Plenty of opportunity ahead
However, he conceded that the big banks have the major resources and are also very good at marketing, and can make the additional basis points of managing the assets, while at the same time acting as trustees. “We are however working from a different cost base and the fact is it is not just a level playing field, but we just have to live with that,” he concluded.
Another guest agreed, adding that the banks can get the compensation for being that trusted advisor, but truly putting the client’s interest to the forefront every time is often secondary to the commissions that are often paid on complex structured products in terms of the investment side of the equation.
NextGens do not suffer fools gladly
“It is a dilemma for those of us who are involved more on the advisory side as opposed to the asset management side,” he observed, “but I guess it has been that way for some considerable time, so probably won’t change very soon. It will really only be when families begin to better understand those conflicts of interest that exist, but when the money gets passed on to the next generations, perhaps then more people will begin to understand the whole issue around these conflicts of interest.”
Pursuing this line of discussion, the panel agreed that the NextGens will very often later choose their own relationships and advisors, not necessarily stick with those of their parents or grandparents.

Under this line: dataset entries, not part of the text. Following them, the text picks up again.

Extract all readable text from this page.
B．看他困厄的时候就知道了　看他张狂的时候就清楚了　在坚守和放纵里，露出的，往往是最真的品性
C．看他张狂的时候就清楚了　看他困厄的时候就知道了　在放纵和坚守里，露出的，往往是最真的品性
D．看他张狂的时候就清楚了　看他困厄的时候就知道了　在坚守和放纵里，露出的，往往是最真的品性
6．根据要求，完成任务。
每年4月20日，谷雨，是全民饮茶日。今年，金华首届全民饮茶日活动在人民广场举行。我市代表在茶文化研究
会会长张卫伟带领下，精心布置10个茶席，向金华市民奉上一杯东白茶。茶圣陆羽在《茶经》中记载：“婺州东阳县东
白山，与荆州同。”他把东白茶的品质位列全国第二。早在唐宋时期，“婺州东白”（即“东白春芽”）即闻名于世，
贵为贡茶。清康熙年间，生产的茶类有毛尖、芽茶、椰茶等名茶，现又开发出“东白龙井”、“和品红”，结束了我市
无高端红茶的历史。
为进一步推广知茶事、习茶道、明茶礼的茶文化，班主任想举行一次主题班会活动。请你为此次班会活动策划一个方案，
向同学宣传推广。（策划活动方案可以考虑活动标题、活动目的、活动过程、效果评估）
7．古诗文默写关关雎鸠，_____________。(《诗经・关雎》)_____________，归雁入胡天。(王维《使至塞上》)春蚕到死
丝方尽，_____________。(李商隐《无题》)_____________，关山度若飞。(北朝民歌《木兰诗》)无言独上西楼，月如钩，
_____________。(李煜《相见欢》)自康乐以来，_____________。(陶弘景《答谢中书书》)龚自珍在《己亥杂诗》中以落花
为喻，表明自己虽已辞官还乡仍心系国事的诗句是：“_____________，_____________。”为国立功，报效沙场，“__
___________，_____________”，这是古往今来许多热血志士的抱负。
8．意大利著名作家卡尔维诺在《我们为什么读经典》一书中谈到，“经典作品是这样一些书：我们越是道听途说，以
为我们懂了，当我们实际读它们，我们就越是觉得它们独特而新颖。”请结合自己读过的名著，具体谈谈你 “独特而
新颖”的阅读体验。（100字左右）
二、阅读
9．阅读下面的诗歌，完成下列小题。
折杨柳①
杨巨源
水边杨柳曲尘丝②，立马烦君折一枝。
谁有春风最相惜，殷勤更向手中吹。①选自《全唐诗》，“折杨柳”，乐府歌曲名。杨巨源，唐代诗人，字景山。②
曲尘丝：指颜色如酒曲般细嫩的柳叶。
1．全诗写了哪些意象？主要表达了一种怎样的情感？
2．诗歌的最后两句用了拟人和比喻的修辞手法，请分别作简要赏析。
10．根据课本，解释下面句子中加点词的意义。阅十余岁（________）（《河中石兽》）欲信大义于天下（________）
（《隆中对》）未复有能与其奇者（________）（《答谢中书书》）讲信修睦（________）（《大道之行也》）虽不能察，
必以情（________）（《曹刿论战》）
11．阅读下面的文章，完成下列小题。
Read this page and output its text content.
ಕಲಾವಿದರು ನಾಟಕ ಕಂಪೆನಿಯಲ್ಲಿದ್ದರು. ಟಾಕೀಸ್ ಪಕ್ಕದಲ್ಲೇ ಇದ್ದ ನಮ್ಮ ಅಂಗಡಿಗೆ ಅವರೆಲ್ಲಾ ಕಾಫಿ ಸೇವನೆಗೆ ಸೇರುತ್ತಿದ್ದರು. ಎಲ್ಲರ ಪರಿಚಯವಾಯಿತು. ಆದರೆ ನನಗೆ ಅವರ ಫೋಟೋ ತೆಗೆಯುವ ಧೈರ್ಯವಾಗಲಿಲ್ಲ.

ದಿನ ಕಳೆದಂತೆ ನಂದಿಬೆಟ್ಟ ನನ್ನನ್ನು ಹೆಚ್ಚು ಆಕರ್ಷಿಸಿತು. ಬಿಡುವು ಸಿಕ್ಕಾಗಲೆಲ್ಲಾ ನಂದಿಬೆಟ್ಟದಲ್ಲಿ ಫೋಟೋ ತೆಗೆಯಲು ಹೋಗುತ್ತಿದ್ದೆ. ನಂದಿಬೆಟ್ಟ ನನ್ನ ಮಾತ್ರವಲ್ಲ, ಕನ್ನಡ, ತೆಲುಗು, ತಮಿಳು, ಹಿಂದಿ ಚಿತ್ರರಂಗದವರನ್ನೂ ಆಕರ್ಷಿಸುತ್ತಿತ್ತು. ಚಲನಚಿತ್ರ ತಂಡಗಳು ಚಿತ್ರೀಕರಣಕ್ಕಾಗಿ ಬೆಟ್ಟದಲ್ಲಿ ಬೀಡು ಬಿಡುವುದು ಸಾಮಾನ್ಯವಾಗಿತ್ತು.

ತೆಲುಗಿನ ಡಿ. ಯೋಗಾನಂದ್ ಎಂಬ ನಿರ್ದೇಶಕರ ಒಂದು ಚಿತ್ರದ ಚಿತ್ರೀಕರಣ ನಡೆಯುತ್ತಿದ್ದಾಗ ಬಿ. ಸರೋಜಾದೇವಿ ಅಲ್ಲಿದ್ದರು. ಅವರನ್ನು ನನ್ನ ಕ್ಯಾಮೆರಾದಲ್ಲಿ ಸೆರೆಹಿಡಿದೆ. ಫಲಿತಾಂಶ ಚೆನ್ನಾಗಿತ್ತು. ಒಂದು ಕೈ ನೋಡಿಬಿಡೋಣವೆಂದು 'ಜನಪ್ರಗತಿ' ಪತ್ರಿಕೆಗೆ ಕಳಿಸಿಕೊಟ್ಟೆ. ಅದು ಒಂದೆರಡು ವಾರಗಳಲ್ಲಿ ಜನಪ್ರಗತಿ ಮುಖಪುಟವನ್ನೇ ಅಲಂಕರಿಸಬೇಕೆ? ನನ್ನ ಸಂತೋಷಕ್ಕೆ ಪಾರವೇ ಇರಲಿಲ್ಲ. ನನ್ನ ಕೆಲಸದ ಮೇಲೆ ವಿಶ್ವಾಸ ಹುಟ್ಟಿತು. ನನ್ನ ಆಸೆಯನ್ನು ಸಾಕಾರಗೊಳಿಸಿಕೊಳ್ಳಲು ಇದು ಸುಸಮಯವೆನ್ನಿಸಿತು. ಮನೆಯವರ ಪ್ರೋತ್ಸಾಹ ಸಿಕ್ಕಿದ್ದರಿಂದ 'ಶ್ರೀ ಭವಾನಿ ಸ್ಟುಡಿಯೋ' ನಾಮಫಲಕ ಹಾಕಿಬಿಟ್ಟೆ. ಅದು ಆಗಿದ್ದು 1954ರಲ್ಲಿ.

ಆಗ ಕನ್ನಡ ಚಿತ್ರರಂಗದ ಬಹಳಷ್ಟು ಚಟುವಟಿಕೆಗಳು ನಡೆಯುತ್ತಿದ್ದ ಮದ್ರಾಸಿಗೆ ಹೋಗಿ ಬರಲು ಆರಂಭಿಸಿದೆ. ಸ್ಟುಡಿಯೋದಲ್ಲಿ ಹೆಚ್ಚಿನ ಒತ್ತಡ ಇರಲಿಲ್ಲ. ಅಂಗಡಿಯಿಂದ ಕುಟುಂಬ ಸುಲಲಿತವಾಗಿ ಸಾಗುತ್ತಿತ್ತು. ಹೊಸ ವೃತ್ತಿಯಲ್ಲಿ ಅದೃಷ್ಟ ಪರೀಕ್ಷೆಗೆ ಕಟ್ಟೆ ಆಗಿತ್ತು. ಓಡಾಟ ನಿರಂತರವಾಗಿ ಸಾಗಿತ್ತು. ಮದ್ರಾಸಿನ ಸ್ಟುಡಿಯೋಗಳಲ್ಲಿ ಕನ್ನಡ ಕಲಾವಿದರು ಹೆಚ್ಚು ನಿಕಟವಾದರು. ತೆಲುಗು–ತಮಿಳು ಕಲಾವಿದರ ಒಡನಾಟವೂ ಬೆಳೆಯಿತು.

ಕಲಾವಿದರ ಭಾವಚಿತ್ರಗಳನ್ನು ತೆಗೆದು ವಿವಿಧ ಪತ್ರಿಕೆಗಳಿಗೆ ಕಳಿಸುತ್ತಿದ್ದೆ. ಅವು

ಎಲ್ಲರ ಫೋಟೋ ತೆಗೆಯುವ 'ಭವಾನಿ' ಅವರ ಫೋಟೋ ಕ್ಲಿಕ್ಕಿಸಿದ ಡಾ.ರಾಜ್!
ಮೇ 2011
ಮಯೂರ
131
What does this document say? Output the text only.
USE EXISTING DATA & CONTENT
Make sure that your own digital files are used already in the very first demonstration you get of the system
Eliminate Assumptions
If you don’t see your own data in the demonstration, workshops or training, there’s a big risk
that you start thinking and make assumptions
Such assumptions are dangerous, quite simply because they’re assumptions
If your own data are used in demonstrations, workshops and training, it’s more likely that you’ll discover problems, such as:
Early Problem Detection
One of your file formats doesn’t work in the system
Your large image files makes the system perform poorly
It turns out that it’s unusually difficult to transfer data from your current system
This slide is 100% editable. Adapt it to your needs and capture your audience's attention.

“If we all want to retain that business and that relationship,” he said, “we have to bring in younger people who are more appealing to and more in tune with that next generation, because older advisors are not at the right age to connect to them.”
Reaching out to the NextGens
Another expert agreed, noting that the private banks realise this and are fighting back, working hard to appeal to the NextGens with specific events, reach-out and so forth.
Migration to quality
“The midshore jurisdictions such as Hong Kong and Singapore have had a distinct marketing advantage in this phase,” he observed. “The political climate of late has meant that other reputable IFCs, for example Jersey have been benefitting as they are stable and reputable trust jurisdictions with long history and currently offer suitable alternatives to Hong Kong and Singapore.”
The discussion closed with a comment on IFCs, with a panellist commenting that IFCs must be ready for the transition of both wealth and control to the younger generations, and adapt their ranges of offerings and services as well as their approaches to cater to this rising swell of needs and expectations.
Future-proofing the model
“To be a jurisdiction for the future,” Jersey Finance’s An Kelles observed, “IFCs must remain entirely relevant and to do so, they need to reach out to the future generations of Asia, to understand them, to adapt, and to make sure those younger wealthy clients understand what a top quality IFC offers and what it represents. But the first step on this journey is to truly understand the issues involved in this transition, to try to better understand these clients and then to be flexible, nimble and stay entirely relevant to them.”